In recent years, a significant amount of effort in the field of speaker recognition has been spent on answering the question of how accurate the automatic methods for speaker identification and verification are compared, to the performance of human listeners. From these investigations, the question was raised whether automatic speaker recognition is one area of speech processing where machines can exceed human performance. Unfortunately, as no common formalism has been established and as the experiments reported in the literature usually do not have the same experimental conditions, conclusions are not clear.
In fact, the large number of possible distinct factors that should be managed in a listening session, such as the number of speakers, the duration of voice material, voice familiarity, the phonetic content of the speech material, delay between sessions, etc., make the definition of a standard listening test a very difficult goal. Moreover, the comparison between automatic methods and human listeners can easily end up in the selection of a task reasonable for the automatic system and unfair to listener capability.
Nevertheless, for speaker verification the problem becomes simpler [Rosenberg (1973), Federico (1989)], as a human calibration of the task can be done by a series of pair tests, to which the human listener is asked to judge whether they belong to the same speaker or not. A necessary step is now to define and test procedures for listening tests in automatic speaker verification, so that effort in this field will not vanish owing to a lack of reproducibility , or to multiple test conditions.
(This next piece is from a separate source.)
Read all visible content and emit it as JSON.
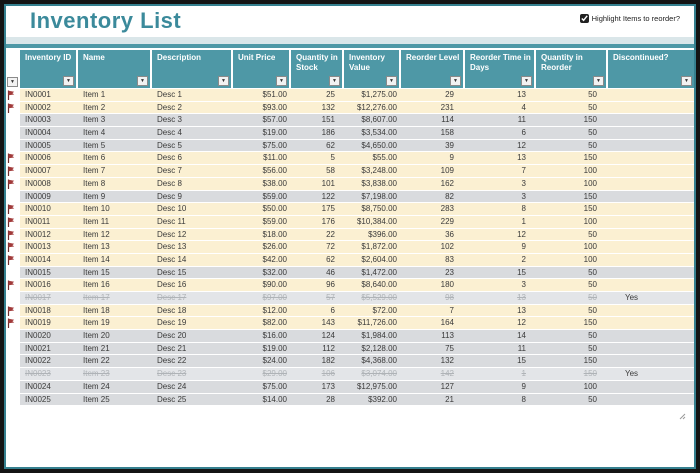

Given that listening tests are very time consuming and cost intensive research activities, it is not realistic to envisage such a human calibration on every existing database. A good compromise would be to dedicate some effort to human calibration of standard databases. Nevertheless, further research and experiments in the human test field is necessary in order to fix possible standards and recommendations supported by both theoretical models and experimental results, as the listening methods would surely be helpful both in development and assessment of speaker recognition systems.